Tuesday, July 29, 2008

How the Circus Came to the House of Laird

I've been thinking about this for a few days and finally decided the story should be told. I'll be as brief as possible. :)

We got married in 1996 and started trying to have kids a couple years later. No pregnancy. I was given the "pcos" diagnosis, probably for lack of anything else. I don't ovulate. Tried a few rounds of clomid, no success. I seriously can't remember year we first did IVF because:

a: it was so freaking long ago

b: I was such a total emotional disaster by then those years are a blur

c: my mind is currently taken over by schedules and simply making it through one more day.

Anyway, it was probably 6-7 years ago and it didn't work. We had three frozen embryos left over, did a FET a few months later which resulted in a pregnancy and early miscarriage. Our next round of IVF was in 2003 and resulted in singleton pregnancy and sweet AC arrived in 2004 (textbook pregnancy). No frozen embryos left over this time, so J and I got greedy for a bigger family a couple years ago and do one more round of IVF. Positive pregnancy test and another early miscarriage, but there were frozen embryos left over (docs and us pretty surprised). We transferred three frozen embryos March 2007 and all three decided to stick around to see how fun it would be to live with us. IV, EL, and MG waited 34+ weeks to make their entrance (I'll do a pregnancy post later, although it's a bit boring).

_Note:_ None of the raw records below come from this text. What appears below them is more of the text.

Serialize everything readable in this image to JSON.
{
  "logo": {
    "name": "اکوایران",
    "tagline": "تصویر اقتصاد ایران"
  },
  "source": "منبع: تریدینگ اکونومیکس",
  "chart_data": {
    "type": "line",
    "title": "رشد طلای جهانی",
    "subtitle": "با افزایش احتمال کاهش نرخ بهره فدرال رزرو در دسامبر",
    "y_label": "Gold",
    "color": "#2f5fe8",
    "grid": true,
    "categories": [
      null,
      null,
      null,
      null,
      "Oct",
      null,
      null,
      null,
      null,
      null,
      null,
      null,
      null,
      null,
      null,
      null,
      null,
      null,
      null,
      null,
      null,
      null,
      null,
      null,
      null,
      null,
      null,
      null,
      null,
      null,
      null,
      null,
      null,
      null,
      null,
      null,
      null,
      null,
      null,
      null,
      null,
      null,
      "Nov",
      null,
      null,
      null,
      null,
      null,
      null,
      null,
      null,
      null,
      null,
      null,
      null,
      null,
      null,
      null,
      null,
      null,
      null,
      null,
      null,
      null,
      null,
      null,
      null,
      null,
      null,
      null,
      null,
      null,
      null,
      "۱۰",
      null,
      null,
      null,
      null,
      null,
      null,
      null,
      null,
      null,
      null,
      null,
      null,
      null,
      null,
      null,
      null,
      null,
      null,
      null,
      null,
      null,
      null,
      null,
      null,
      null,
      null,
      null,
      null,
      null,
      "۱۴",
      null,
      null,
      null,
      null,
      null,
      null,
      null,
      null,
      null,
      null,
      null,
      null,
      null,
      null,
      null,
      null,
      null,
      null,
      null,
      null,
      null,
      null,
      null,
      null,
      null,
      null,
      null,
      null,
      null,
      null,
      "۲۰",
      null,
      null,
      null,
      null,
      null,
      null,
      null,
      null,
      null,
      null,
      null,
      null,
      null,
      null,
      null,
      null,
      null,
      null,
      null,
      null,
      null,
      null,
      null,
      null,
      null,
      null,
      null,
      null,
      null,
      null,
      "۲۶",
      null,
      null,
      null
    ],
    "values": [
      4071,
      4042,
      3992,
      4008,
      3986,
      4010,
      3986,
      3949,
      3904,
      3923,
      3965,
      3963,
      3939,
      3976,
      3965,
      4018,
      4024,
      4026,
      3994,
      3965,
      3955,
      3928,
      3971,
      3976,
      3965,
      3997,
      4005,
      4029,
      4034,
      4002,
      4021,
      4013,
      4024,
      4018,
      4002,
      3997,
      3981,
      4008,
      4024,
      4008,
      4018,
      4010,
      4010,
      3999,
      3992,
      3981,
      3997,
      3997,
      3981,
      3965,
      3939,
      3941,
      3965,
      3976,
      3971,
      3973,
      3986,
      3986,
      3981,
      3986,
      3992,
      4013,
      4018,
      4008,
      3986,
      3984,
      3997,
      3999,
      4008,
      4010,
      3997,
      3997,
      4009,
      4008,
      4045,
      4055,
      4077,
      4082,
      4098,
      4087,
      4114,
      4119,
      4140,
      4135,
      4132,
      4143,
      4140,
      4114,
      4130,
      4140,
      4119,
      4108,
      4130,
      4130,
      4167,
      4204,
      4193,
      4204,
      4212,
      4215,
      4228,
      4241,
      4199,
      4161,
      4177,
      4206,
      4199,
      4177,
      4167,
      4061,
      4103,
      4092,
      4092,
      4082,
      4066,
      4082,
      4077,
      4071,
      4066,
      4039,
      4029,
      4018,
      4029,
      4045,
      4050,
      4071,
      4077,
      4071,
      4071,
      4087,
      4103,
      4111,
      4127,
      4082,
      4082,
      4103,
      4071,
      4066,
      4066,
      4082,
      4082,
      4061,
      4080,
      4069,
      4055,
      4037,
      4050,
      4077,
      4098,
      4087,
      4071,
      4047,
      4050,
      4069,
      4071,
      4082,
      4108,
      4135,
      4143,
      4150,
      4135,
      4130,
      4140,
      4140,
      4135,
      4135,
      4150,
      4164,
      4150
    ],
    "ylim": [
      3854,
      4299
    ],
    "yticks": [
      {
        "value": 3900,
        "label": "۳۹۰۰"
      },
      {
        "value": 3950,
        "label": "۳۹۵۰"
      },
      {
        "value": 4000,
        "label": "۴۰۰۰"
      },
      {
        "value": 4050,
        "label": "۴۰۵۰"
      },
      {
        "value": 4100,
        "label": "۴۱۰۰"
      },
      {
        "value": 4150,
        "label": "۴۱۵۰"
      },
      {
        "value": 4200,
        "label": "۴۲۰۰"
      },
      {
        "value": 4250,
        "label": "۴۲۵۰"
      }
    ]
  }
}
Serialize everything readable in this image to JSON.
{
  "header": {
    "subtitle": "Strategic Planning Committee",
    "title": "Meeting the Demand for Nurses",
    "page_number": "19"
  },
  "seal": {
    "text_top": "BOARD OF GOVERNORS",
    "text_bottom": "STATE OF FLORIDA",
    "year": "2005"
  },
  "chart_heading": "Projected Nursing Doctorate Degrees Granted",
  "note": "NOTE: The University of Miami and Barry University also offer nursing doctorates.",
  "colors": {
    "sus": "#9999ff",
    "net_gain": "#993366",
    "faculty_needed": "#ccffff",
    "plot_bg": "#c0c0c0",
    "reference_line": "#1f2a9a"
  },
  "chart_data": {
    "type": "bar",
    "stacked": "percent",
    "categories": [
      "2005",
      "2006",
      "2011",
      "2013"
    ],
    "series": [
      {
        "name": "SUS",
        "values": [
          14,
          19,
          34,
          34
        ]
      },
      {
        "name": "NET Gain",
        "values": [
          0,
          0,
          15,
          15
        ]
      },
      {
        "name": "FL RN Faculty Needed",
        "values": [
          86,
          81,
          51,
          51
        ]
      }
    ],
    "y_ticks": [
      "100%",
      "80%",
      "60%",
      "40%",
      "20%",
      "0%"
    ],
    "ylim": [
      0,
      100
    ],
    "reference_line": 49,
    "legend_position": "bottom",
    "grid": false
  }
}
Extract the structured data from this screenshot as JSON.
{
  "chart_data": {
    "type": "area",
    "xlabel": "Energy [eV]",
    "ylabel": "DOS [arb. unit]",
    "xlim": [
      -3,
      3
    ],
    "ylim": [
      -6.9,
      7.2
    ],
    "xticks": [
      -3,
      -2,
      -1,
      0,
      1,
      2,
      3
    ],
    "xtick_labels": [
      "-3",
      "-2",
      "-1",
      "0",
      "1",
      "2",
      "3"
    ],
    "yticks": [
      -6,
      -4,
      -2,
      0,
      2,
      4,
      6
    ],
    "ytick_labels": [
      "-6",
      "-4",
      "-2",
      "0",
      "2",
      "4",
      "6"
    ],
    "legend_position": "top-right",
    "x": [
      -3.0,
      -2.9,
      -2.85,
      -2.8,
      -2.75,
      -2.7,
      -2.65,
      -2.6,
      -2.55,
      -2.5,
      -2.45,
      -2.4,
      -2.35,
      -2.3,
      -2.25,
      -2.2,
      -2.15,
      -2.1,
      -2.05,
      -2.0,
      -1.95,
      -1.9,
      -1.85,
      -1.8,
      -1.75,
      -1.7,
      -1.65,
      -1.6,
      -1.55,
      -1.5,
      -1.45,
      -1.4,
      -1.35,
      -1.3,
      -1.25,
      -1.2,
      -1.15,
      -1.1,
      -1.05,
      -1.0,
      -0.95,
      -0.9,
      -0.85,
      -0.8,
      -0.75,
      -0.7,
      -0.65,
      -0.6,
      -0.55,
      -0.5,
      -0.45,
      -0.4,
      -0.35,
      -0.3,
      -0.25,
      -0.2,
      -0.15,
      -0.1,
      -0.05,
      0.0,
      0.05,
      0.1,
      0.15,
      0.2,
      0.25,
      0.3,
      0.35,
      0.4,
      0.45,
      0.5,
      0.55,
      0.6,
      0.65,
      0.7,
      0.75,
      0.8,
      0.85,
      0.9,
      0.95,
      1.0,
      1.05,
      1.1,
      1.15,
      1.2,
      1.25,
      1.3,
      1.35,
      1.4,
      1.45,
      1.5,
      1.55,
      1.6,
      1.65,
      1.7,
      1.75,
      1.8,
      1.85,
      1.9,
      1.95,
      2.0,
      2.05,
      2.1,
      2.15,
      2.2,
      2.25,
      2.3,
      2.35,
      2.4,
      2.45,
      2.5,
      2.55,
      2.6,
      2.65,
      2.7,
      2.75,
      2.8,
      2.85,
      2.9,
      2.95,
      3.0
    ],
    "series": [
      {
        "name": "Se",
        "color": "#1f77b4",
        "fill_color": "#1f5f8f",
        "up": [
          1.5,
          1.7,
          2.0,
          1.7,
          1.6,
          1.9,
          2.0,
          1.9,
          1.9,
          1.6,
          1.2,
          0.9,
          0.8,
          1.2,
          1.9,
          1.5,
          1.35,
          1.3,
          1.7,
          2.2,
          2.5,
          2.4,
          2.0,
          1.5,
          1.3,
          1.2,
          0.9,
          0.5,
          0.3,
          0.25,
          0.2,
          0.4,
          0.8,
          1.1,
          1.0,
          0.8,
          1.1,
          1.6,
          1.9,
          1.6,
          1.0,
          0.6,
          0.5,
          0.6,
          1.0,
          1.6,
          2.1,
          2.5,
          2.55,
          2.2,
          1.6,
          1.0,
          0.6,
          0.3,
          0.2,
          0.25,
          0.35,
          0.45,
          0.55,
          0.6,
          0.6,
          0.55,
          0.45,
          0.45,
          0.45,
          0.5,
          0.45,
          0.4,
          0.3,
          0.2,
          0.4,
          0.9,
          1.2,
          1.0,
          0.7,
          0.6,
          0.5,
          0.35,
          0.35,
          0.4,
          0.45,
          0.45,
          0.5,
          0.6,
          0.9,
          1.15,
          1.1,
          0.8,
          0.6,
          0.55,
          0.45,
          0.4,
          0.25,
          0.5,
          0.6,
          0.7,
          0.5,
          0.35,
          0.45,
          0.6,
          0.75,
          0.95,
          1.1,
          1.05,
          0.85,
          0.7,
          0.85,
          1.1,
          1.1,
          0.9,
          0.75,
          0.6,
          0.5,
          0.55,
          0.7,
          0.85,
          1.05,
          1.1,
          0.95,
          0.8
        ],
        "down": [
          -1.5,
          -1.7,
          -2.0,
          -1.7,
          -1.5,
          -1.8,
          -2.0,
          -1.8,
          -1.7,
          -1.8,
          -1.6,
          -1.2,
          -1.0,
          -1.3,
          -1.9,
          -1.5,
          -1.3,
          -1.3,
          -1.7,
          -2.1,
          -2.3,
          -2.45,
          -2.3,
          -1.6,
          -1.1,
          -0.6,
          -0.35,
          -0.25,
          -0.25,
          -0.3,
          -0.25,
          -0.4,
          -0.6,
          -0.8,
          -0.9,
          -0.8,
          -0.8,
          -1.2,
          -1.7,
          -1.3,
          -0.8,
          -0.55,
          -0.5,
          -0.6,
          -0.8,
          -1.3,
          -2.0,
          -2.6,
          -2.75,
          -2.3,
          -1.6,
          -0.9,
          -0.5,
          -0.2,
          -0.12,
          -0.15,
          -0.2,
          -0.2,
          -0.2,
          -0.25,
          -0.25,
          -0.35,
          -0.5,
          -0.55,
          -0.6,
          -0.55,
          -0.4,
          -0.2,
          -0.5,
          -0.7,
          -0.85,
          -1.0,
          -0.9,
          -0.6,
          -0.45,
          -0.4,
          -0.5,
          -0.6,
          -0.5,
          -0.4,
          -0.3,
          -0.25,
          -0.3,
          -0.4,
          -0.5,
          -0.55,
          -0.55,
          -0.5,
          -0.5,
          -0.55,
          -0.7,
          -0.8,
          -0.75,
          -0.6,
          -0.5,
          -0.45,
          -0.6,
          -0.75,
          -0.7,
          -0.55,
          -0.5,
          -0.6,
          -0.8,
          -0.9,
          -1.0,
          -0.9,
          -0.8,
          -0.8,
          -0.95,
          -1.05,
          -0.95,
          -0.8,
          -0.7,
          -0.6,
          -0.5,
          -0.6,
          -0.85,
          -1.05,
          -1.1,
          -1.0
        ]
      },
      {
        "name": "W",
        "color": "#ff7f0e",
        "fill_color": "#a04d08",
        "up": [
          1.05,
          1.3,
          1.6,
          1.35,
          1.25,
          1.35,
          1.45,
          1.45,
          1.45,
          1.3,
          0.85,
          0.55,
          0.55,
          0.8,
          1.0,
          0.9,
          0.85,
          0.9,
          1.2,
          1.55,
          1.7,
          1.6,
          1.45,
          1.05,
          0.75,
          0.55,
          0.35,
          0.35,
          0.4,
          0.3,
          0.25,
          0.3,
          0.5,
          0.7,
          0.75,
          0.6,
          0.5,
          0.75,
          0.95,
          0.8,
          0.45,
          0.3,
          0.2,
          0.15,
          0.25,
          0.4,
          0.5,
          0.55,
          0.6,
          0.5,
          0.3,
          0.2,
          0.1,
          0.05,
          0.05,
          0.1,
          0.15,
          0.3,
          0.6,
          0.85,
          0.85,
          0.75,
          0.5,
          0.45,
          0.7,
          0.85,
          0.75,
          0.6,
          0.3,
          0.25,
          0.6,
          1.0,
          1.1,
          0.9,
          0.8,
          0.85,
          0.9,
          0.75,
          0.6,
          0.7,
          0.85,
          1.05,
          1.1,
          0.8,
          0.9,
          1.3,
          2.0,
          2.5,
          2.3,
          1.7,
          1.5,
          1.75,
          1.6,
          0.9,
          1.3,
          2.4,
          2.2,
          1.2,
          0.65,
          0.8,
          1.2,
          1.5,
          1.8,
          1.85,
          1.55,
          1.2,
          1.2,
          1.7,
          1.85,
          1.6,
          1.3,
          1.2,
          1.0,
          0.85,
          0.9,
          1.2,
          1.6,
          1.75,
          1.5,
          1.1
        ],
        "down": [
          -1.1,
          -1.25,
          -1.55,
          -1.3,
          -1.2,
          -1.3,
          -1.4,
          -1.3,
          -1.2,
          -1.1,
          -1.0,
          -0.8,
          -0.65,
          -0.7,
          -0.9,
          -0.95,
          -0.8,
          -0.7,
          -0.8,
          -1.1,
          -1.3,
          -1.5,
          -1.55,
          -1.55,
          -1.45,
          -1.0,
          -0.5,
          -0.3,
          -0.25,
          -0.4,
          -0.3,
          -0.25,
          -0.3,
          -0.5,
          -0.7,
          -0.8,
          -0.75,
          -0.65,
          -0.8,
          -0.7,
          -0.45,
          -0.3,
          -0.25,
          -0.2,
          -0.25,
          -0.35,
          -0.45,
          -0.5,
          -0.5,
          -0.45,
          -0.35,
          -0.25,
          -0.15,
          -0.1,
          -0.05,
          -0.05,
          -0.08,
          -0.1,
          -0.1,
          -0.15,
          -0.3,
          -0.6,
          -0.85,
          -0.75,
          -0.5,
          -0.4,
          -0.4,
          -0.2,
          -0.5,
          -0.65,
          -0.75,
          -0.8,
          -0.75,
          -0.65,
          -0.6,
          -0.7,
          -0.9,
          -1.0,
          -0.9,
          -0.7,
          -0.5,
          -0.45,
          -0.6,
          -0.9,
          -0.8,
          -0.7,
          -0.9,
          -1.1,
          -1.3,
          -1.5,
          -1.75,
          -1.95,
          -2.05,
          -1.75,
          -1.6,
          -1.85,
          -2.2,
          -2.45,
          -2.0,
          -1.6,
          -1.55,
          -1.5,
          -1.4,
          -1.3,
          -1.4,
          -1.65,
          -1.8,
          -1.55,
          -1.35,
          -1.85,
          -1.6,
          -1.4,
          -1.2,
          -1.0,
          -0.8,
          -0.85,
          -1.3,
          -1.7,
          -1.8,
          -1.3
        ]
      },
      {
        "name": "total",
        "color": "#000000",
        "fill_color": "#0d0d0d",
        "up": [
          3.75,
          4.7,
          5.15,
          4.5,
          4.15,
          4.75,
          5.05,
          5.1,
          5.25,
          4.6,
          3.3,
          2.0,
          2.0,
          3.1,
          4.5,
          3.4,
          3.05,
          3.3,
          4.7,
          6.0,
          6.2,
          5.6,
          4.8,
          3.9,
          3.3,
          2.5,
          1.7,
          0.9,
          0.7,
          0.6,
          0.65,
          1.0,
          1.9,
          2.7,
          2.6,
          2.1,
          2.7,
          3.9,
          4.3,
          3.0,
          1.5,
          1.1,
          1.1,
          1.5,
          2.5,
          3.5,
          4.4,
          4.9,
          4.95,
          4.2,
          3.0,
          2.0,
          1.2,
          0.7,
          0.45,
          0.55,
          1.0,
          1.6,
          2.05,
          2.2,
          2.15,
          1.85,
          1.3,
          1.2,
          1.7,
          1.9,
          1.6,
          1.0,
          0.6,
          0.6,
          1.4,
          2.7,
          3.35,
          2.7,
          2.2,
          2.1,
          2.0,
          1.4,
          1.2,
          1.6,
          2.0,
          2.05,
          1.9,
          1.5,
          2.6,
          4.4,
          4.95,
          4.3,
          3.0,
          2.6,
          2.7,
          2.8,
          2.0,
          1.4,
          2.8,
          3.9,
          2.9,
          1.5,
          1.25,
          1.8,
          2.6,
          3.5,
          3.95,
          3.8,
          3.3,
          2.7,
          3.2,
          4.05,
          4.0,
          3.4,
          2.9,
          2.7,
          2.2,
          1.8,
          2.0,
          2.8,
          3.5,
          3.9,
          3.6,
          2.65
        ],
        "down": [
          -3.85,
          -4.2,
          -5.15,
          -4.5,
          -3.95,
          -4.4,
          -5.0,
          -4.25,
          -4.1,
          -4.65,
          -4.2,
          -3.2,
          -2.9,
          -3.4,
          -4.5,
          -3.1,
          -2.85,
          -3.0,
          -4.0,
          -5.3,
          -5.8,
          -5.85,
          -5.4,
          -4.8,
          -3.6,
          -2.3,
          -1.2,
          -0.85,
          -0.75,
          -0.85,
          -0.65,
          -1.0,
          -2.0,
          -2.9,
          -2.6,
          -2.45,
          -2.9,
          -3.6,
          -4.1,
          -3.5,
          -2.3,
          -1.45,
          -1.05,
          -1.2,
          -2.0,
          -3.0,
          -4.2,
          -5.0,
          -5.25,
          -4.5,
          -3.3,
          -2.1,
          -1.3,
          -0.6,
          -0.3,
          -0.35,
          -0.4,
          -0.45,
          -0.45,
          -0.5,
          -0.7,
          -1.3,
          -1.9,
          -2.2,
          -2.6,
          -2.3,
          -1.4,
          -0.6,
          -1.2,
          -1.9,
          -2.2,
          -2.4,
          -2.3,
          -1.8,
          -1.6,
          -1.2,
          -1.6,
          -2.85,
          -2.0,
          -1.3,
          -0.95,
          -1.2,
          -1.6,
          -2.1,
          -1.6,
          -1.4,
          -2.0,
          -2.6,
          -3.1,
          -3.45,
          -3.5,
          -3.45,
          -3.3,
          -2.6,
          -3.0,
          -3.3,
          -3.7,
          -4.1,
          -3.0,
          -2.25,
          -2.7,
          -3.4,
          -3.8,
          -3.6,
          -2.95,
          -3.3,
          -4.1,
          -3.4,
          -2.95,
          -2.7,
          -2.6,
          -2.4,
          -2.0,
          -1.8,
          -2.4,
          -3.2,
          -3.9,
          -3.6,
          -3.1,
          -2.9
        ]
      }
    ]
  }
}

As any of you w/pregnancy or lack thereof have experienced, the fertility road is long with lots of enormous potholes. I am not pleased with how I handled the first 3 years, becoming someone my husband did NOT marry. Everything changed one day though, when one day (after yet another round of a worthless IUI didn't work) I was crying and praying in our guest bedroom. I hit a crossroads in my faith where I needed to decide that if God was really God, then He is in charge of us having children (or not having children) and it really wasn't my burden. This doesn't mean I didn't mourn any longer, but it does mean the weight and pressure and stress and freak-out of "what if we can't have kids??" was considerably lessened. It was still another 3 years before we would have a pregnancy and the eventual arrival of AC, but those years resulted in great maturity and a renewal of my relationship with J. Did I still cry sometimes? Of course. Did I find an excuse to skip a baby shower or two? Of course. It was just easier. With AC's IVF, I went to just about every appointment by myself (totally relaxed and not expecting J to go with me at all) and felt so sorry for the couples in there, waiting nervously and grade-A stressed out to see how many follicles would be there, if at all, or what the blood test would show. They were so sad, like zombies, and I remember being like that. I'm so thankful we don't have to do that anymore.